Sourced from a 4K restoration, Cohen Media Group's Blu-ray looks marvelous. Colors are rich throughout—evident in the plethora of neon lights, the orange glow of heat lamps in the KFC where Hsiao-yang works, and the rosy tint inside a tearoom fittingly called the Pink House. Scenes set in Taipei's rural outskirts are cool with natural tones, clearly rendering the drab settings that Hsiao-yang wishes to escape. The disc's sound is spottier, with the mono track retaining a significant tinny quality that occasionally washes out in a wall of hiss when the volume crescendos. Despite such instances of white noise, the track is mostly stable, and the moments that are marked by such noise inadvertently reflect the chaotic din of modern city life that the film examines.

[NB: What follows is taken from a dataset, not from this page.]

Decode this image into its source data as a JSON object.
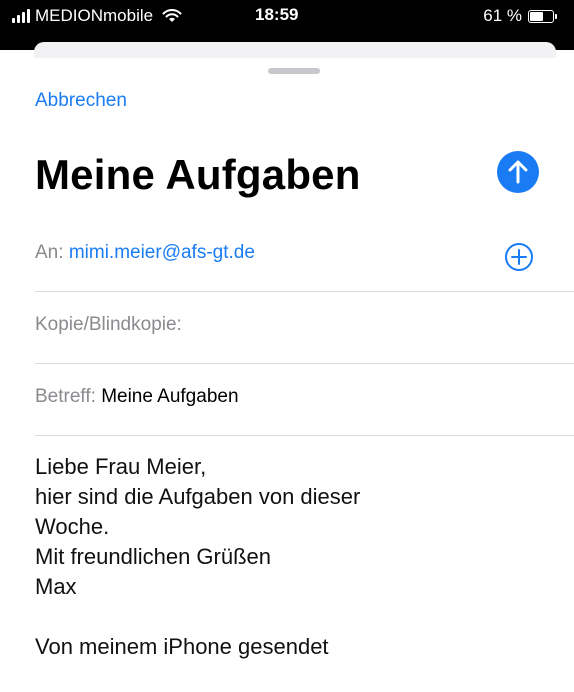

On his audio commentary track, film scholar Richard Suchenski thoroughly explores Daughter of the Nile's themes and social context, noting at one point the accurate depiction of Taiwanese classes that are devoted to the instruction of classic Chinese literature. Sometimes, Suchenski merely explains what's happening in the film, which will be invaluable for anyone struggling with Hou Hsiao-hsien's elliptical approach to his themes and characters. Critic Tony Rayns appears in a 42-minute interview where he offers a similarly exhaustive account of the film and its place in Hou's canon. Trailers for the film's original and restored releases are also included.
A Hou Hsiao-hsien film on Blu-ray would be a celebration-worthy event no matter its actual quality, but Cohen’s excellent transfer and quality features cement one of the director’s most accessible works as an early highlight of the year’s home-video releases.